Anglo-Georgian Expedition to Nokalakevi (AGEN)

This season is the sixteenth of excavation by the Anglo-Georgian expedition at the multi-period site of Nokalakevi, the longest running international collaboration in Georgian archaeology. Working closely with colleagues from the Georgian National Museum and the National Agency for Cultural Heritage Preservation of Georgia an international team, primarily from the University of Winchester, has been in Nokalakevi since the 1st July.

Those with an interest in our work here can read more in our 2014 BAR publication of the first ten years’ results, and we are now in the process of writing our 2011-15 publication. In brief, however, the first significant settlement at Nokalakevi dates to the 8th/7th centuries BC from which period we have recovered double-headed zoomorphic figurines. The site was more or less continually occupied from then, with further peaks of activity in the 6th-5th centuries BC, and in the 4th-1st centuries BC. The distinctive features that survive at Nokalakevi today are the stunning fortifications dating to the time of the Laz kings and their Byzantine allies in the 4th, 5th and 6th centuries AD, culminating in the enormous refortification of the eastern gate under Justinian as he prepared for war with Persia.

This year, with a team including volunteers from Georgia, Britain, America and Nor way, we have worked in three trenches in Nokalakevi.

Trench A was located next to the eastern gate, and has provided evidence of the complete span of occupation here. Last week, after 16 seasons and 200 students, we reached the underlying natural deposit. Unlike the natural clay in Trenches B and C, in Trench A it was the bottom of a palaeochannel with rolled riverstones.
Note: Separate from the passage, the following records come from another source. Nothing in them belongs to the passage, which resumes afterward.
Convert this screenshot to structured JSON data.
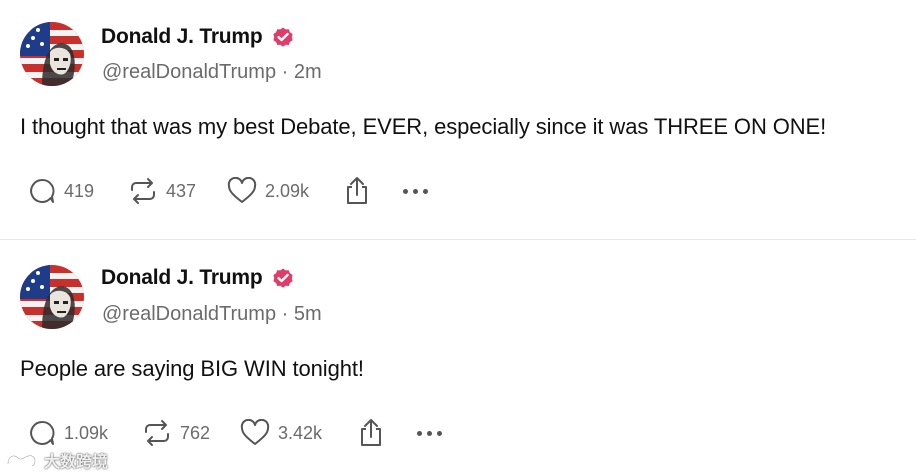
{
  "posts": [
    {
      "name": "Donald J. Trump",
      "handle": "@realDonaldTrump",
      "time": "2m",
      "text": "I thought that was my best Debate, EVER, especially since it was THREE ON ONE!",
      "replies": "419",
      "reposts": "437",
      "likes": "2.09k"
    },
    {
      "name": "Donald J. Trump",
      "handle": "@realDonaldTrump",
      "time": "5m",
      "text": "People are saying BIG WIN tonight!",
      "replies": "1.09k",
      "reposts": "762",
      "likes": "3.42k"
    }
  ],
  "icons": {
    "reply": "reply-icon",
    "repost": "repost-icon",
    "like": "heart-icon",
    "share": "share-icon",
    "more": "more-dots-icon",
    "verified": "verified-badge-icon"
  },
  "colors": {
    "verified_badge": "#e03c6a",
    "secondary_text": "#6b6b6b",
    "divider": "#e6e6e6"
  },
  "watermark": {
    "text": "大数跨境"
  }
}
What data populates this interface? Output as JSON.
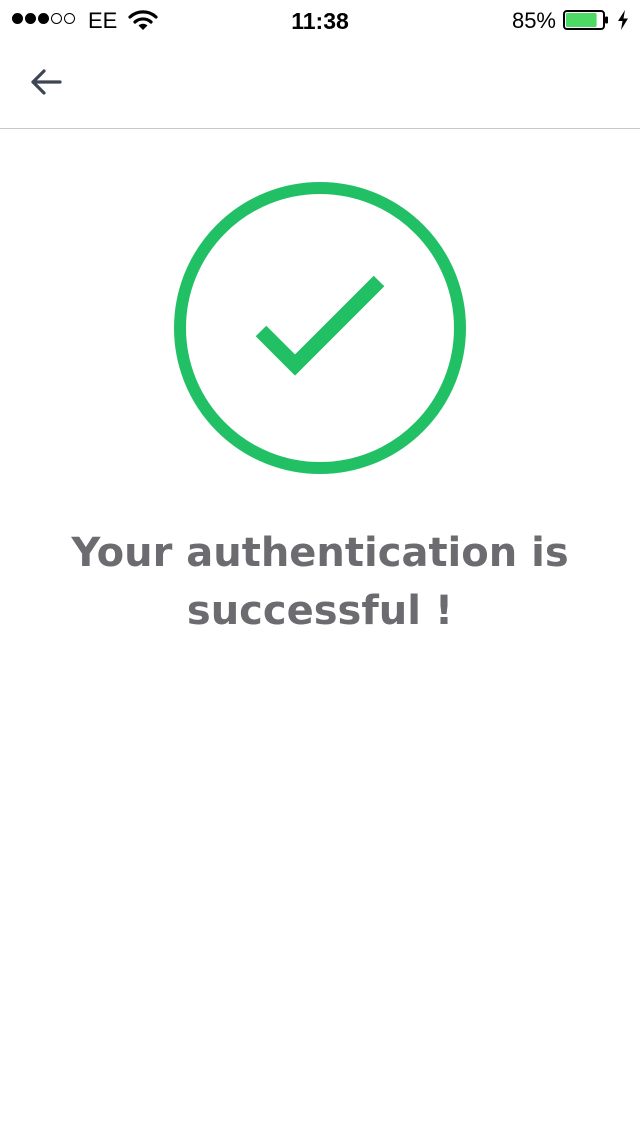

The presence of a palaeochannel – and the visible movement of some groundwater through it even today – goes a considerable way to explain the difficulties we have experienced in recent years with water logging and standing water in the trench. The fragments of double-headed zoomorphic figurines recovered from Trench A, without any associated structures, might indicate deliberate deposition all practice at the edge of an area that would most likely have been marshy in the 8th/7th centuries BC.

Work has continued in Trench E when the weather allowed – this area too suffers with issues of waterlogging – and we have also opened five trenches at a new site 11 miles to the east, where evidence from test-pitting last year strongly supports the presence of a ‘lost’ Byzantine fort briefly held by the Persians during a military incursion into west Georgia and described by both Agathias and Procopius.

Having finished Trench C last year, we opened Trench F at the start of this season. Located across the top of the old Trench B the new area was designed to fully expose a Hellenistic structure which had been partially revealed in 2004 and 2005. Trench F successfully located the southwest corner of this structure, however we will need to extend it to the east and north next season in order to reveal the entirety of what now appears to be a very complicated structure, or structures.

After a month of hard work, spells of very bad weather and spells of very hot weather, today is the last day of the 2016 season. Tomorrow we pack up and head for Tbilisi for a brief stay before we fly home. We will all be sad to leave Nokalakevi, but we are already making plans for our return in 2017.